Sans grand enthousiasme, Narasan pensa que la réputation croissante de son armée l’entraînait de plus en plus souvent dans ce genre d’escarmouches ridicules. Fataliste, il haussa les épaules. Cette histoire se solderait sûrement par une longue marche vers la région concernée, suivie d’une démonstration de force qui convaincrait le duc de Tashan de s’asseoir à la table de négociations. Une bonne paie et une mission quasiment sans risques… Que demander de plus ?
Le général accepta la proposition du duc de Bergalta.
Il avait également une raison personnelle. Son génie de neveu, Astal, venait de recevoir sa première affectation d’officier dans la neuvième cohorte. Une campagne facile serait la meilleure façon de lui mettre le pied à l’étrier.

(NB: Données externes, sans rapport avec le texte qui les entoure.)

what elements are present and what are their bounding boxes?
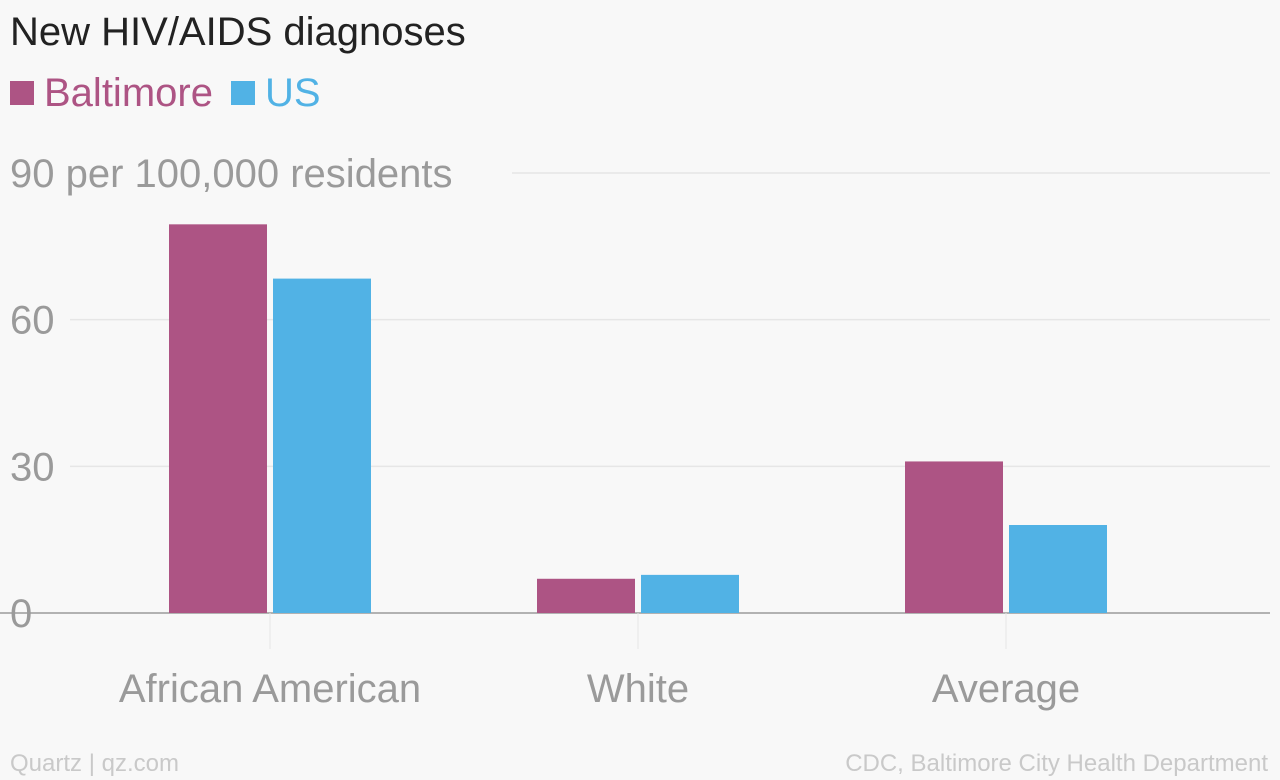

Astal n’étant pas le seul officier récemment promu, cette affaire permettrait de former une fournée de futurs cadres de l’armée. Parmi eux, Narasan avait remarqué un certain Keselo, le meilleur ami de son neveu. Issu d’une grande famille, le garçon avait un potentiel au bas mot égal à celui d’Astal.

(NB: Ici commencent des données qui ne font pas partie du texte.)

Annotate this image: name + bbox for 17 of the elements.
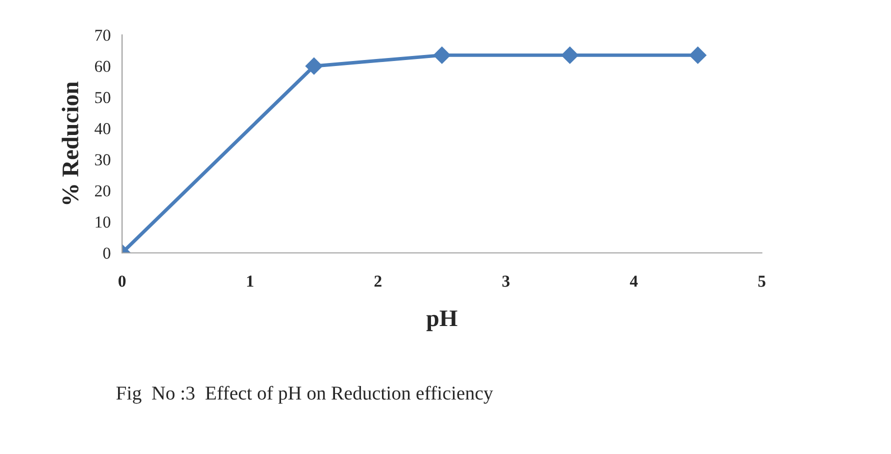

Un de ses officiers, bien plus âgé que les autres, inquiétait le général. Nommé Jalkan, c’était un ancien prêtre de l’Église amarite. Ce passé aurait dû le disqualifier, car le culte, dans un Empire déjà pourri, pratiquait la corruption à une échelle jusque-là inédite. Dès qu’il avait, à contrecœur, vendu un brevet à Jalkan, Narasan s’en était voulu de cette décision. Paresseux, stupide et arrogant, l’ancien religieux était inutilement cruel avec les hommes placés sous ses ordres.
Après que Jalkan eut commis plusieurs bourdes, le général avait entrepris de dresser la liste exhaustive de ses manquements. Dans un avenir proche, il l’aurait parié, ce document promettait de lui être très utile. Parce qu’il avait payé son grade, le bougre se croyait à l’abri de tout. Il verrait bientôt que ce n’était pas le cas.

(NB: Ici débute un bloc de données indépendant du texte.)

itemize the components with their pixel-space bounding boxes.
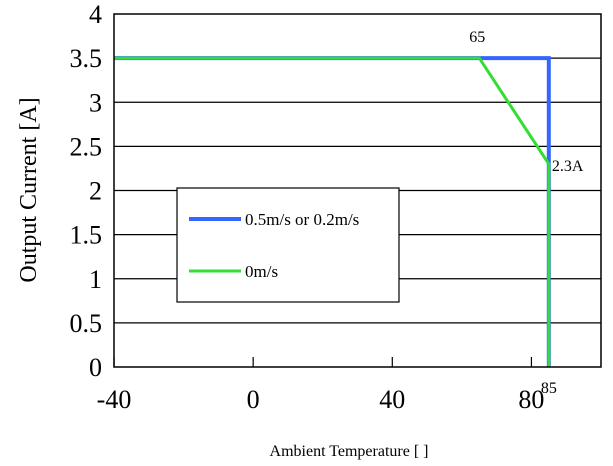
tick-labels: 0 0.5 1 1.5 2 2.5 3 3.5 4 -40 0 40 80 (70, 0, 545, 414)
plot-area-frame (113, 13, 602, 368)
y-tick-label-5: 2.5 (70, 132, 103, 161)
series-line-1 (114, 56, 551, 367)
x-tick-label-2: 40 (379, 385, 405, 414)
annotation-0: 65 (469, 29, 485, 46)
legend-label-1: 0m/s (245, 262, 278, 281)
tick-marks (113, 357, 533, 367)
y-tick-label-4: 2 (89, 177, 102, 206)
series-lines (114, 56, 551, 367)
annotation-1: 2.3A (552, 158, 584, 175)
y-tick-label-6: 3 (89, 88, 102, 117)
x-tick-label-1: 0 (247, 385, 260, 414)
y-tick-label-8: 4 (89, 0, 102, 29)
y-tick-label-7: 3.5 (70, 44, 103, 73)
legend: 0.5m/s or 0.2m/s 0m/s (176, 187, 400, 303)
legend-label-0: 0.5m/s or 0.2m/s (245, 210, 359, 229)
x-axis-title: Ambient Temperature [ ] (270, 443, 429, 460)
legend-box (176, 187, 400, 303)
y-tick-label-3: 1.5 (70, 221, 103, 250)
y-tick-label-1: 0.5 (70, 309, 103, 338)
x-tick-label-0: -40 (97, 385, 132, 414)
y-axis-title: Output Current [A] (16, 97, 42, 282)
annotation-2: 85 (541, 380, 557, 397)
y-tick-label-2: 1 (89, 265, 102, 294)
annotations: 65 2.3A 85 (469, 29, 584, 397)
x-tick-label-3: 80 (518, 385, 544, 414)
y-tick-label-0: 0 (89, 353, 102, 382)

Après une courte réunion en salle de guerre, l’armée partit pour le duché de Bergalta. Elle prit son temps, multipliant les étapes, car le temps, en cette fin d’été, était des plus agréables. Et traverser des champs où s’affairaient des multitudes d’esclaves avait quelque chose de quasiment bucolique…
Alors que la colonne approchait de la frontière nord du duché, Gunda revint vers midi d’une petite mission de repérage.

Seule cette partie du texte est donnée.